Saturday, April 9, 2011

Saturday of the Fourth Week in Lent

Isaiah 49:8-15 / John 8:12-20

How well can we see the sun? With our naked eyes, not very well at all. However, we would not for that reason want to call the sun obscure, much less invisible. Things which are hard to make out because of their obscurity, because they are cloaked in darkness, can be made better known, because better seen, by bringing more light form elsewhere. By the clarity of these other things, what is hidden can be made manifest, saying to them that are in darkness: Show yourselves. Not so with the sun. There is no other light by which the sun can be made easier for us to see. This is because the sun is not obscure, but rather superabundant in visibility, more than our eyes can bear. We can, to be sure, apply filters to lenses or use special photography, but the result will be that we do not really see the sun as it is, but rather judge it on our own terms, on the terms of the limits of the human eye. Otherwise, we can know the brilliance of the sun by the ease with which we can see other things by its light.

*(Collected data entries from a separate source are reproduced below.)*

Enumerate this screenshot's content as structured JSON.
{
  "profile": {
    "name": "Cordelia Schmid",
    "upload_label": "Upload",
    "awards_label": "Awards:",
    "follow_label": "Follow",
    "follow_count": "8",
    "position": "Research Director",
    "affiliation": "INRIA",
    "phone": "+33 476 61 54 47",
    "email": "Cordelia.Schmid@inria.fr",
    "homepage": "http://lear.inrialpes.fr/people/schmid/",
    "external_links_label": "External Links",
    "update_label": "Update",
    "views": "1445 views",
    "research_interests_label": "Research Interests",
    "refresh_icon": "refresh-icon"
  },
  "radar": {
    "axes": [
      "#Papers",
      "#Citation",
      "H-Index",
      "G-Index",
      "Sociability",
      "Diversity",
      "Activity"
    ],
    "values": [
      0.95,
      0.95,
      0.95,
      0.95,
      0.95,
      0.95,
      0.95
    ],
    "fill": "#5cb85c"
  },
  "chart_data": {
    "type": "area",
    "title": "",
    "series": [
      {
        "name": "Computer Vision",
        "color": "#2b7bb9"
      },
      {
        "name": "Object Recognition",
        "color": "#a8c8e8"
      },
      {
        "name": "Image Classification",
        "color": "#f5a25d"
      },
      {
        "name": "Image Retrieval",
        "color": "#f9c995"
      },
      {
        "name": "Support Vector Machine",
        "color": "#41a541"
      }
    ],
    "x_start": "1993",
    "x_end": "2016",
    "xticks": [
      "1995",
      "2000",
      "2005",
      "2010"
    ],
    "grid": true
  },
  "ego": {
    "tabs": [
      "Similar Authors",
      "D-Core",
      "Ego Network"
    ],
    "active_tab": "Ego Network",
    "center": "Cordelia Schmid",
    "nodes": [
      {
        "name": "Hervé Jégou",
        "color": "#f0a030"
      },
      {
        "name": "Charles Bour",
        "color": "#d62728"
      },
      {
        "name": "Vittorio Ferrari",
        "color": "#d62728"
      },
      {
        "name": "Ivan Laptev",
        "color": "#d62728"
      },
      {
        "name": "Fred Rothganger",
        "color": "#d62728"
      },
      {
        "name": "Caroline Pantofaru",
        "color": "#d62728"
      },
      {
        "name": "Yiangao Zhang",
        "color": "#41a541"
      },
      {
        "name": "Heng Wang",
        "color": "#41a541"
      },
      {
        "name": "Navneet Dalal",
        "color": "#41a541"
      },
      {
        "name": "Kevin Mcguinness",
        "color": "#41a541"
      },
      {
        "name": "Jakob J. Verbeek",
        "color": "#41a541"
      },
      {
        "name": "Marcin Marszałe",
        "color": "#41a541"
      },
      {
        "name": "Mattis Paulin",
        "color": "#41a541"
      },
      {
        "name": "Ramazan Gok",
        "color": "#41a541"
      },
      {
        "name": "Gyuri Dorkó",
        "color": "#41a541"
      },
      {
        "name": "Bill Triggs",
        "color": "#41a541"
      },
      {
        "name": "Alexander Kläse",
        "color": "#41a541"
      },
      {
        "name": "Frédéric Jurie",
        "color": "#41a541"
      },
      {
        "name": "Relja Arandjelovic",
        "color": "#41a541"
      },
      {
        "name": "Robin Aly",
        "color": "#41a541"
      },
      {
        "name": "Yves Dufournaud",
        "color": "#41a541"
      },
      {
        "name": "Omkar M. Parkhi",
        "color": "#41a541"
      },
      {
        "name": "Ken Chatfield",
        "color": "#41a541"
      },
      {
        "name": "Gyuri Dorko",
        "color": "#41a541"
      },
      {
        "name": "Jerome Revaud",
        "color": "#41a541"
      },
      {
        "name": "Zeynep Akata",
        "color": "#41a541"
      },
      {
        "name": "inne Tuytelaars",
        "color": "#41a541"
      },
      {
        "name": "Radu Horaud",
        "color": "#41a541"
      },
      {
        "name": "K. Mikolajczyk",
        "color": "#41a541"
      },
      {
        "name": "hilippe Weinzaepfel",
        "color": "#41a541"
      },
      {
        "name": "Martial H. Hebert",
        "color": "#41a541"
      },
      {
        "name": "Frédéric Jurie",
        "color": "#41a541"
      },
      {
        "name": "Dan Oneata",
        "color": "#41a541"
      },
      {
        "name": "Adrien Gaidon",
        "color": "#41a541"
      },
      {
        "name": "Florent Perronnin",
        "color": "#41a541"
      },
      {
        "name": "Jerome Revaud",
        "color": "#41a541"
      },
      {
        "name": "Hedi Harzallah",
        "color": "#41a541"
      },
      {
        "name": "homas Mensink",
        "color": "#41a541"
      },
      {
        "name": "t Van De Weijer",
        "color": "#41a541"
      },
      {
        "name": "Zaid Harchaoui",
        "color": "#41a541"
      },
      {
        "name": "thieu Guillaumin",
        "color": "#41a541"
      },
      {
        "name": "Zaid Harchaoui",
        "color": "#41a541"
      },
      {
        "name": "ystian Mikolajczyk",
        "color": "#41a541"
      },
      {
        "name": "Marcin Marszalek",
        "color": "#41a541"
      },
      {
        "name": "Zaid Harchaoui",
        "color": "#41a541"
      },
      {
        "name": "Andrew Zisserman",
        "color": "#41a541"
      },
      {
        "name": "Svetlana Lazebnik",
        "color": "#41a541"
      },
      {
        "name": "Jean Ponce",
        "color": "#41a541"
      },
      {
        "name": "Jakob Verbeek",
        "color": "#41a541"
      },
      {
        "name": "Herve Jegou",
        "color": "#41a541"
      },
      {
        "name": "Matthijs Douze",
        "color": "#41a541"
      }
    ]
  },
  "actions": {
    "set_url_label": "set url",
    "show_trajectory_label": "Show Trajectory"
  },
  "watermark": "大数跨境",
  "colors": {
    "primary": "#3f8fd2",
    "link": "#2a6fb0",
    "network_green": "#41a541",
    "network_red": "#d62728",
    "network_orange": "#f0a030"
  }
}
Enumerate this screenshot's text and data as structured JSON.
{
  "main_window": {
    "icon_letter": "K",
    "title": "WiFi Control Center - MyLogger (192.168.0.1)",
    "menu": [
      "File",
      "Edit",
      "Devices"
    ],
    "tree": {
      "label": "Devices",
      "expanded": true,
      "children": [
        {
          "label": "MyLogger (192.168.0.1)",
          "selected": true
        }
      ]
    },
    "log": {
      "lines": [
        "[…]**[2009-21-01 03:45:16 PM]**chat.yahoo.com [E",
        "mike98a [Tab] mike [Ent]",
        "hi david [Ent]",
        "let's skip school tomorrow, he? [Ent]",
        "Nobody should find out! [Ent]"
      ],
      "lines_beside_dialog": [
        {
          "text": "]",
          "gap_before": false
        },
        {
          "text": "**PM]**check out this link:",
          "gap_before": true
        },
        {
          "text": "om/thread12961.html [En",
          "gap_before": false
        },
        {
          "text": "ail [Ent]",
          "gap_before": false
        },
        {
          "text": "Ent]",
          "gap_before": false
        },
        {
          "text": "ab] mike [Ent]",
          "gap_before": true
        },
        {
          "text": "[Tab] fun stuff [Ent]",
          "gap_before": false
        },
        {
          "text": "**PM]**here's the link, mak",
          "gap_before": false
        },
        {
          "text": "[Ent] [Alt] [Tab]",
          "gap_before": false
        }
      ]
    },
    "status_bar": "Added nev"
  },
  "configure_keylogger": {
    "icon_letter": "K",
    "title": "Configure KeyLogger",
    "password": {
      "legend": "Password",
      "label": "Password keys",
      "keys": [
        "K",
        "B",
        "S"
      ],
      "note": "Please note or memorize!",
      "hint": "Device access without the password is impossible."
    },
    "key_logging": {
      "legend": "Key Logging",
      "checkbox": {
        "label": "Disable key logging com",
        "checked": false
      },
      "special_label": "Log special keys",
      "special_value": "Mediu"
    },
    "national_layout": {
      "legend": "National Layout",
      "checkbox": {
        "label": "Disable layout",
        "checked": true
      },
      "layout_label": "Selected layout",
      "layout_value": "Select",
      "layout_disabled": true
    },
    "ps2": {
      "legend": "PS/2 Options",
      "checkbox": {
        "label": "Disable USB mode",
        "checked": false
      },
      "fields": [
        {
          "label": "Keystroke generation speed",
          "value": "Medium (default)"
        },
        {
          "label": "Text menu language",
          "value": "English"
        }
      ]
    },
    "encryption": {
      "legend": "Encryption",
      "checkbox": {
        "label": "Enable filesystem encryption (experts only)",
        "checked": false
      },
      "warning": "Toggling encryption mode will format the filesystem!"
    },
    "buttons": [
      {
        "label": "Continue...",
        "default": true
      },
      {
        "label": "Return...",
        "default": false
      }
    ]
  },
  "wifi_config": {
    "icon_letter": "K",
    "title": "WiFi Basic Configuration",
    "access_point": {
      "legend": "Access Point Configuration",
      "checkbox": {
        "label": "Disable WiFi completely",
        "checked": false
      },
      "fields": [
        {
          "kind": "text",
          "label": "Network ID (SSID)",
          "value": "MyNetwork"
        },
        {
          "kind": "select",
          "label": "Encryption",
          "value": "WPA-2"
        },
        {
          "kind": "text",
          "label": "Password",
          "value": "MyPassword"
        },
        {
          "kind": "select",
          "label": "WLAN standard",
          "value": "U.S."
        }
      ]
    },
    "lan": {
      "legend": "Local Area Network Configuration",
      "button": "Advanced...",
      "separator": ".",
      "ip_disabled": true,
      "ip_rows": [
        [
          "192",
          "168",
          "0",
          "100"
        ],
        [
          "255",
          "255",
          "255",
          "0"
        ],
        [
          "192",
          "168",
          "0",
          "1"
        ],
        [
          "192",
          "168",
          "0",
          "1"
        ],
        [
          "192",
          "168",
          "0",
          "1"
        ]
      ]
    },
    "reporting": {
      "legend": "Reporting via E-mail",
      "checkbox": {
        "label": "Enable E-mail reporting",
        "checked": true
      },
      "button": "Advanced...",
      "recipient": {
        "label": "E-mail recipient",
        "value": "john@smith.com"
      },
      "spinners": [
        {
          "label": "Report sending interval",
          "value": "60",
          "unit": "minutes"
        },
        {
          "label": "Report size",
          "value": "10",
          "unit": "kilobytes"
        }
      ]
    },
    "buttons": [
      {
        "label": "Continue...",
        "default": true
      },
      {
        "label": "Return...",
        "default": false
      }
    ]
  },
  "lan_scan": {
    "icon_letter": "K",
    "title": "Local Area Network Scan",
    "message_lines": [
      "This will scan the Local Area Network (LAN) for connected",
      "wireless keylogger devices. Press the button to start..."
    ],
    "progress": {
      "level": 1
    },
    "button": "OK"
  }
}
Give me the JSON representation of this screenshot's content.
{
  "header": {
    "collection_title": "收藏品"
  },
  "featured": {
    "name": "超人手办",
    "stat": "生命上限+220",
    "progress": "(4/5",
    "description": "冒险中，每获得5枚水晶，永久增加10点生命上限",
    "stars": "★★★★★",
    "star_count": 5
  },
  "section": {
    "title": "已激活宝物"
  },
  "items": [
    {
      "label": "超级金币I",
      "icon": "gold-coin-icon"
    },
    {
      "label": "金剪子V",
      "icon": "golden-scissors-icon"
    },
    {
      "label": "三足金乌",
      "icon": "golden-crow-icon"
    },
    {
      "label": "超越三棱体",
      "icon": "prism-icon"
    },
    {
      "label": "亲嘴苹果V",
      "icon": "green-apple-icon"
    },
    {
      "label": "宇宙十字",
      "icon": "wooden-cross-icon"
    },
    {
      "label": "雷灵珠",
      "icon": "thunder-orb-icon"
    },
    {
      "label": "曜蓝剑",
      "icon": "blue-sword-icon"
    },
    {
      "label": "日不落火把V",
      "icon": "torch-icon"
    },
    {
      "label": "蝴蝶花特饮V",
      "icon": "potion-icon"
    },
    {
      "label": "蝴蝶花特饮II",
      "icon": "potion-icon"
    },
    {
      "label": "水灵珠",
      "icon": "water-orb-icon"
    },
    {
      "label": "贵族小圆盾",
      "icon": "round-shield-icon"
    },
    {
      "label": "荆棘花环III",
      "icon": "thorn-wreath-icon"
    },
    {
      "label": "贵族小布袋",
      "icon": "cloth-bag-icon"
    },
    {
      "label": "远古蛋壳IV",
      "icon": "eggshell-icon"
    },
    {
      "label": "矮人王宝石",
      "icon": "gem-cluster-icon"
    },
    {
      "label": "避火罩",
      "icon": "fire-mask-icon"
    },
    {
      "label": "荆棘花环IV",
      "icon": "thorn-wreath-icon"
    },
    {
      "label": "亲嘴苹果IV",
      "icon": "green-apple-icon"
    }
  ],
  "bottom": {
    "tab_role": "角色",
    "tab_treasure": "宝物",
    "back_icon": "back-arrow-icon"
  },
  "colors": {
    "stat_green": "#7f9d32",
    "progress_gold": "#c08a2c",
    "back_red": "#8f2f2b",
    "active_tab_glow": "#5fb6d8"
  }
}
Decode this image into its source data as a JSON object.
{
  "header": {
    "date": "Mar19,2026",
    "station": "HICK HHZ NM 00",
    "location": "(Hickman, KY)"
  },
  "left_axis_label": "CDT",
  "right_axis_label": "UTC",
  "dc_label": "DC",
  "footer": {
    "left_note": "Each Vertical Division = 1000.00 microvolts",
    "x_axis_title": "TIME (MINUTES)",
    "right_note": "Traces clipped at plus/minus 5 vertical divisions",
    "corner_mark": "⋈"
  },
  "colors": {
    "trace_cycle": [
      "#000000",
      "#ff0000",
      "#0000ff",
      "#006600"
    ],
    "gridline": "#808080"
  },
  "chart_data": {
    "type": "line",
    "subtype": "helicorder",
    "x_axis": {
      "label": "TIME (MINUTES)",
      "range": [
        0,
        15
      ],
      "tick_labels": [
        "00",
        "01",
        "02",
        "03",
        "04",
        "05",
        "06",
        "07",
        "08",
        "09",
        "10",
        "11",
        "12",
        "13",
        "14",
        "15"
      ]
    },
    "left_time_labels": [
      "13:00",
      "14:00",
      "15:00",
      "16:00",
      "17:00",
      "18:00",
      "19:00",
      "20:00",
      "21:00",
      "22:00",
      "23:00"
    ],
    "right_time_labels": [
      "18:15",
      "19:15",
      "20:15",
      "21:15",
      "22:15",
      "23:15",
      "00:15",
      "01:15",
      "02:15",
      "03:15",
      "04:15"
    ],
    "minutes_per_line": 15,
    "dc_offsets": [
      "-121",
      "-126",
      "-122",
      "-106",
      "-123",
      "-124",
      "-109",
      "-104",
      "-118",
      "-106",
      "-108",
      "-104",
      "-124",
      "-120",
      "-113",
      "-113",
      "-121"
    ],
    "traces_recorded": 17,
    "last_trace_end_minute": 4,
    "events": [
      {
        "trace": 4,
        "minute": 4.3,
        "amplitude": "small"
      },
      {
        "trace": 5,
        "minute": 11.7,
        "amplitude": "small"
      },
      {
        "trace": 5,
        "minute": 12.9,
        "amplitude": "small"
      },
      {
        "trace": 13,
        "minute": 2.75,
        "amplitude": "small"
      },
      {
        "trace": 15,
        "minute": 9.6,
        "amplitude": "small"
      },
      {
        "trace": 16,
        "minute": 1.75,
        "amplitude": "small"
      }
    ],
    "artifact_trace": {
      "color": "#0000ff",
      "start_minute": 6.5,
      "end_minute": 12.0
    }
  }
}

This same problem faces the Jews in John's Gospel. They are offended that Jesus seems to have only his own word to bear testimony to the truth of who and what he claims to be. They demand some other witness by whose words the obscurity of Jesus' identity might be better known — The Pharisees therefore said to Him: Thou givest testimony of Thyself: Thy testimony is not true. However, the fulness of who Jesus is remains hidden from them not because his words or his identity are obscure, but rather because he is the superabundant source of all clarity: I am the light of the world: he that followeth Me walketh not in darkness, but shall have the light of life. There is no other human witness, no earthly source of light or insight by which Jesus might be better known, since he himself is the very source and goal of every created light, of the penetrating power of any created intellect, of the illuminating grace of any divine revelation. We cannot see him better by means of anything other than the Father who sent him into the world: My judgment is true, because I am not alone: but I and the Father that sent Me. The Pharisees, on the other hand, insist on seeing Jesus, and so they apply the filters to their eyes that let him be seen, draw the veil across their faces to obscure to themselves the fulness of his truth. In so doing, they judge according to the flesh, and as a result, neither Jesus do they know, nor his Father.

The world is craving the food, gasping in thirst for the water that only the Lord Jesus can satisfy, and in his restoration of the human race by his death on the Cross, he has given us, his Church, to be a covenant of the people, that we might raise up the earth and possess the inheritances that were destroyed: that we might say to them that are bound: Come forth: and to them that are in darkness: Show yourselves. We are to be the means by which the hungry are fed, the thirsty have drink, and those in the open are shaded from the heat of the sun. Our response, or following Jesus, the light of the world, while not the light itself and for that reason unable to give any greater justification for the truth of Jesus than he does of himself, is all the same to be for others the means by which they can know God's brilliance through the clarity of our own lives. It is the extent to which our lives are marked by his glory that the world can know the very source of illumination, our Lord Jesus Christ.

O God, who wouldst rather show pity than anger to those who hope in Thee: may we lament as we should the evil we have done, and merit the grace of Thy consolation.